Not all patients with NSCLC achieve a response with ICIs. Consequently, there is a strong need for predictive biomarkers of outcomes with ICIs [9]. Studies reporting associations with ICI response in NSCLC have been limited by small sample sizes from single ICI treatment arms [17, 19, 20]. This Challenge addressed these shortcomings by using two large and well-characterized phase III RCTs and by comparing predicted responses between ICI- and chemotherapy-treated arms, thereby distinguishing treatment response prediction from prognostic effects.
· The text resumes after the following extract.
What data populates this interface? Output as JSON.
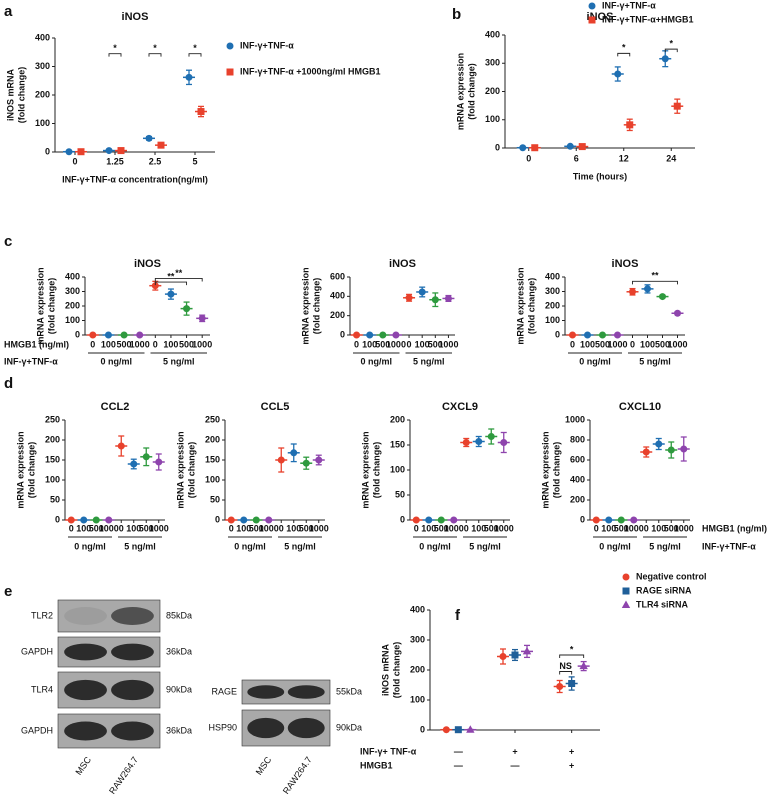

The thing to be noted here is that they evaluated response prediction models from public datasets by applying them separately to each treatment arm of 2 clinical trials! Theoretically this seems very problematic to me because we know that treatment arms might not be identical at all due to complex treatment effects, drop-out patterns, side effects and so forth. The fact that the operating characteristics look different per arm is a very crude form of validation. What are all the ways that treatment arms might differ (for reasons only indirectly related to treatment assignment)? What are the known violations one might expect in trials like Checkmate? Do people in the field understand this?
Am I being too harsh in thinking this paper doesn’t seem to understand the fundamental problems of evaluating predictive biomarkers?